La Politique étrangère et de sécurité commune de l'Union européenne
restera lettre morte tant qu'on ne sera pas revenu sur deux positions
: d'une part, celle des responsables politiques allemands qui souhaitent
la mise en place d'un système institutionnel et, d'autre part, celle
des responsables politiques français qui estiment que "l'identité
en matière de politique de sécurité" des Européens permettra à la
France de mieux s'affirmer. La première position semble ignorer
que la volonté politique tant évoquée est encore loin de s'installer
dans la maison redécorée par le Traité d'Amsterdam ; la seconde
oublie que l'Europe, en qualité d'acteur à l'échelle mondiale, ne
naît pas d'une agrégation des intérêts, mais d'une intégration des
ressources.
Même après le Traité d'Amsterdam, la PESC reste essentiellement
un outil de coopération intergouvernementale.
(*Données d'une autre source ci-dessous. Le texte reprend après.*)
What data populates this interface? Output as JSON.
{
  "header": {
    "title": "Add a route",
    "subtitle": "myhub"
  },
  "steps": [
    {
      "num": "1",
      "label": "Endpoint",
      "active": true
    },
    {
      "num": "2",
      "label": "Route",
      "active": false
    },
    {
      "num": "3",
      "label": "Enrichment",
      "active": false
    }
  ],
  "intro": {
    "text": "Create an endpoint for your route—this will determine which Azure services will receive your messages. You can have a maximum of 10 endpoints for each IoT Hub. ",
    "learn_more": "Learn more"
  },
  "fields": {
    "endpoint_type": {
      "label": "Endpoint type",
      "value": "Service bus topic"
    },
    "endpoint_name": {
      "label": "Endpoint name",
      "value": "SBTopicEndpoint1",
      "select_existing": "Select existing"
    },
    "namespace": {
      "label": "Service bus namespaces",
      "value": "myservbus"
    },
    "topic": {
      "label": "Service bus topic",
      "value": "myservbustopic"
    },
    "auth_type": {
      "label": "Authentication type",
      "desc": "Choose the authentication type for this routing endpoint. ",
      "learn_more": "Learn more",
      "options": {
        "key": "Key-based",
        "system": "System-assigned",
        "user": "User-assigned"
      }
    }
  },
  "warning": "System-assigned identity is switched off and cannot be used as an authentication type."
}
Une grande partie
de la politique menée dans ce cadre relève moins d'une véritable
politique étrangère de l'UE que de celle de ses membres ; PESC signifie
avant tout concertation des politiques étrangères des pays européens
en fonction de l'intérêt qu'ils accordent à l'image extérieure de
l'UE. On peut s'attendre à une amélioration dans ce domaine en raison
des modifications apportées aux différents traités à Amsterdam :
avec la mise en place d'un secrétaire général et d'une cellule de
planification, c'est la première fois que l'on crée les conditions
nécessaires à l'existence d'un processus de délibération et de décision
prenant davantage en compte les intérêts de l'Union dans son ensemble.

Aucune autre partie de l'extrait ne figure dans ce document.